L'allégation n o 2 décrite dans le Rapport LePage/Read, soit que M. Seager aurait déclaré : [traduction] « En rentrant à Prince Albert en voiture avec M m e Taylor, vous vous êtes imaginé l’amenant de force dans le bois pour la violer, sans que personne n’en sache jamais rien » illustre le deuxième type de propos. M. Seager a tenu pour la première fois ces propos à une réunion du service de psychologie en juillet 1996 à laquelle assistaient une douzaine de personnes. M m e Debbie Taylor a déclaré qu'elle en avait été « [...] dégoûtée et bouleversée ». M me Judy Unruh a affirmé que cette remarque l'avait « [...] complètement sidérée ». M m e Alison Coleman et Shirlee Soulier étaient présentes à la réunion. Elles ont déclaré qu'elles avaient compris que M. Seager s'était servi de cet exemple au cours d'une discussion au sujet de la vulnérabilité des femmes dans notre société. Dans le contexte de la réunion du service, ni l'une ni l'autre n'ont été scandalisées par ce commentaire.

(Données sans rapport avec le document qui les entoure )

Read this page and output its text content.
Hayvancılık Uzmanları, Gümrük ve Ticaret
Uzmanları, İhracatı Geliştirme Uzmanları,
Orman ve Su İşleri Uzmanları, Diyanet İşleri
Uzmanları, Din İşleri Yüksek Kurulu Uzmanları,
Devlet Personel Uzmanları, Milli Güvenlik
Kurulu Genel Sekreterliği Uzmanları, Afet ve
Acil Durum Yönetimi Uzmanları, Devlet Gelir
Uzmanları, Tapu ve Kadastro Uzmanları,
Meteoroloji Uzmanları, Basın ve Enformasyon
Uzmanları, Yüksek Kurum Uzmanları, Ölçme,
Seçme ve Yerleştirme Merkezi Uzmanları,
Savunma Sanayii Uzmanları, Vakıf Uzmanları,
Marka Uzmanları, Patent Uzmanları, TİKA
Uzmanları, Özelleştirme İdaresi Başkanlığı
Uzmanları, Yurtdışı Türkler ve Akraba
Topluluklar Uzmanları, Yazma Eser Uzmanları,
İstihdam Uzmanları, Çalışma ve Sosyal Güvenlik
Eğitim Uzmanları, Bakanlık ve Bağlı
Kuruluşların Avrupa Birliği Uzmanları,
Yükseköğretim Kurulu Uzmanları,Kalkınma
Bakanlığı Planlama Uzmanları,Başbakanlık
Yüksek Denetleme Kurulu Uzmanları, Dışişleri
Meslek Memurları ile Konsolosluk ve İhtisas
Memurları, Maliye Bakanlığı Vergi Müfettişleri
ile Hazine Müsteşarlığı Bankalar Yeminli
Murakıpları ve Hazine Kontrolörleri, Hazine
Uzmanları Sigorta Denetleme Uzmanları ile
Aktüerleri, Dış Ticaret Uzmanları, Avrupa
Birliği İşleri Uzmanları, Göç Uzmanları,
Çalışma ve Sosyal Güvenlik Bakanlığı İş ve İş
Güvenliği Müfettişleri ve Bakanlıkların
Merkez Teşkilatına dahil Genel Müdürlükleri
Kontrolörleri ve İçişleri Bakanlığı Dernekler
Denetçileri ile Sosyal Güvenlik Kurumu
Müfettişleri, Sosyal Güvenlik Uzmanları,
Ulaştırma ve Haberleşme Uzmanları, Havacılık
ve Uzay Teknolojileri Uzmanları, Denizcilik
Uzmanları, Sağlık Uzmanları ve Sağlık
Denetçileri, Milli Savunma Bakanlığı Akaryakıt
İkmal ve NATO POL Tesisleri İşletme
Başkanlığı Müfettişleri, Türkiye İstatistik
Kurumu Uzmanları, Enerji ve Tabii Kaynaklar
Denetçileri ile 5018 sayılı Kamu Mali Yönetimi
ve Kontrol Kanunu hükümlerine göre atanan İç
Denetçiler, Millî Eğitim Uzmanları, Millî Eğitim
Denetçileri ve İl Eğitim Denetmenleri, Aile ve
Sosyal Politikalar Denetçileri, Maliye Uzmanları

M. Seager a reconnu avoir fait ce commentaire. Il a toutefois affirmé catégoriquement qu'il ne l'avait pas présenté comme un fantasme. Il voulait donner un exemple du démon qui l’habitait et avec lequel il devait vivre depuis qu'il avait écouté un délinquant sexuel faire le récit de son crime quatre ans plus tôt. Il avait raconté de manière graphique comment, en faisant de l’auto-stop, il avait brutalisé et assassiné une femme qui avait commis l'erreur de le faire monter avec son copain. Depuis cette séance de thérapie, le fait pour M. Seager de se retrouver seul dans une voiture avec une femme sert de « déclencheur », et le récit du délinquant sexuel se met à défiler dans sa tête. Il n'en tire aucune satisfaction, car l'expérience le traumatise chaque fois.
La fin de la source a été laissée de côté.